И это последнее есть первое и главное наше дело не в настоящий только день, но на всякий день и на всякий час. Садовник радуется, когда видит цвет на дереве, однако ж никогда не удовлетворяется сим одним, а всегда желает еще, чтоб цвет сей родился и в следующий год, и в заследующий, и так далее, чтоб ему самому не видать прекращения сего цветения. Так и народ радуется, что Господь благословил его Царем, но вместе не может удержать и не обнаружить желания, чтоб, если уж по законам естества нельзя пребыть одному Венчанному целые веки, то само венчание никогда не прекращалось бы в нем, пока положено быть временным изменениям на земле. Но для сего еще прежде он должен возжелать сохранить в себе добрую народную или государственную жизнь. Пока есть жизнь, есть тело живое, есть и глава, которую венчать можно, подобно тому, опять, как в растении цвет будет показываться каждую весну, пока цела растительная жизнь. Вот почему хранение, возвышение и укрепление добрых расположений, составляющих истинную и благонадежную общественную жизнь, есть главное и всегдашнее наше дело.
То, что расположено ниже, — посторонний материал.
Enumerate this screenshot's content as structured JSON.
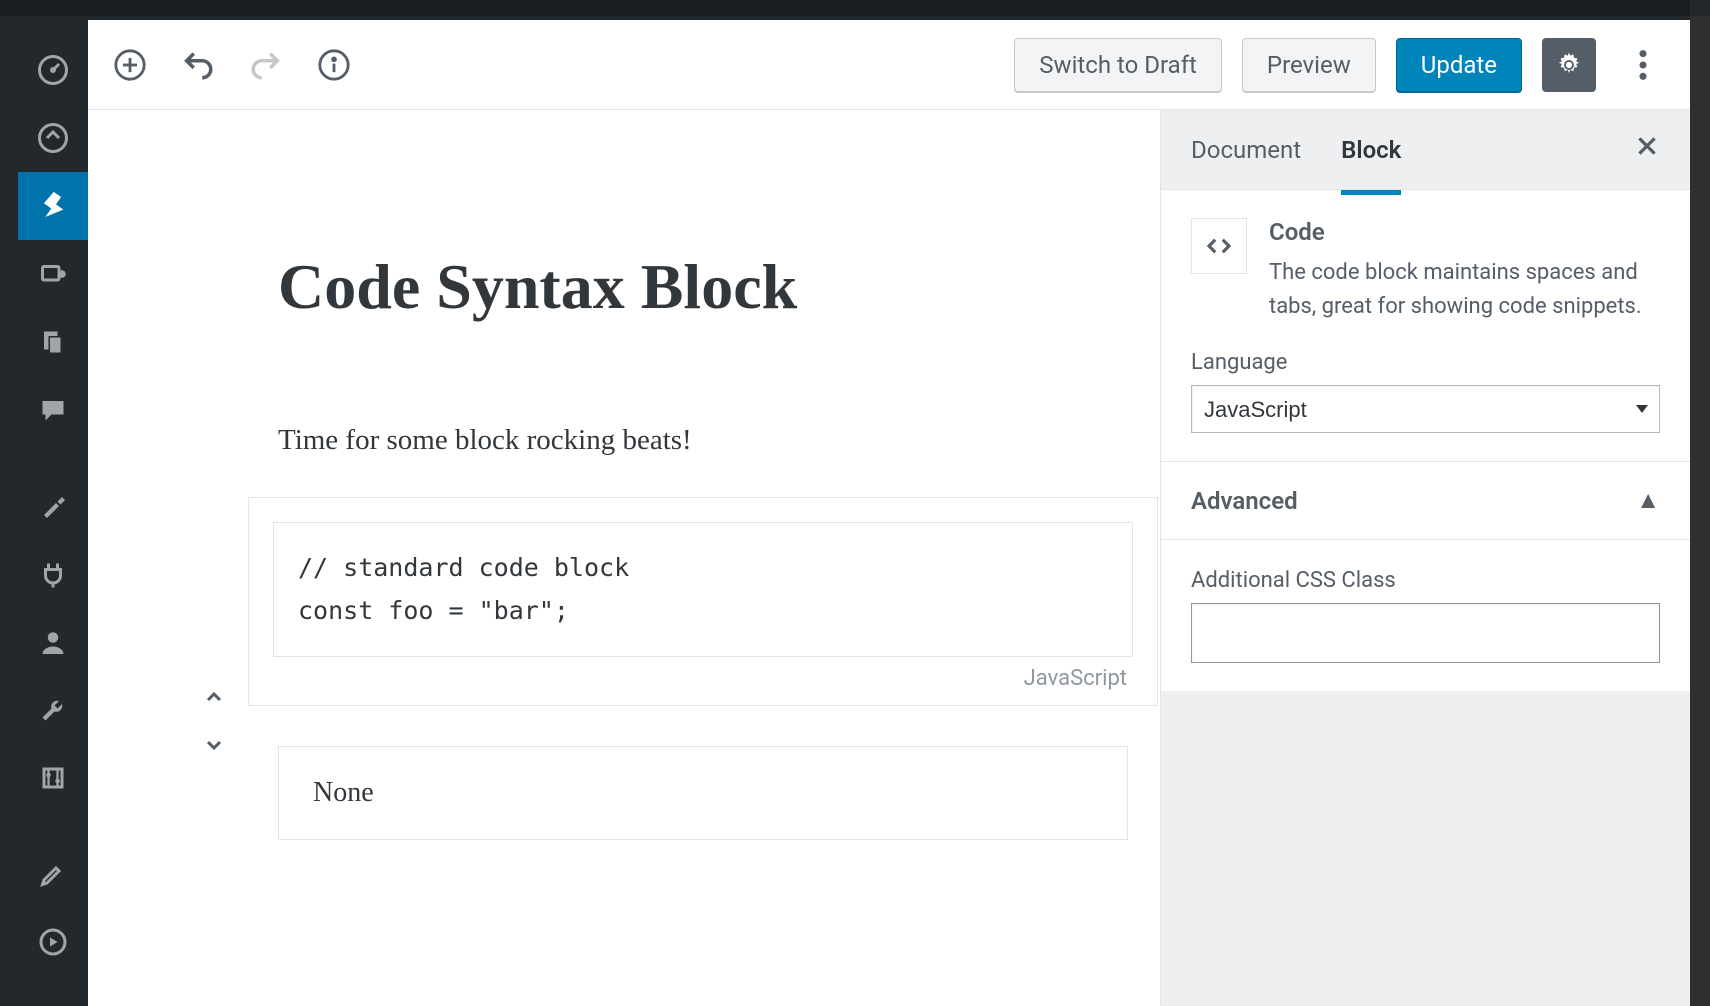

Желаем ли узнать, в чем состоит и в чем обнаруживается сия жизнь, обратимся к живому какому-нибудь существу и необходимое для его жизни применим к народу; тогда ясно откроется, что есть и без чего не может стоять жизнь народная.
Признаки жизни, а вместе и необходимые для живого тела потребности суть: питание, движение и чувствование. Без питания нечем поддерживаться жизни, без движения застаиваются и портятся соки, без чувствования жизнь как будто усыплена и заморена. Тело без чувства, движения и питания есть мертвое тело. Должно быть нечто и в народе, соответствующее сим трем действиям живой силы, чтоб и о нем можно было сказать, что он живет.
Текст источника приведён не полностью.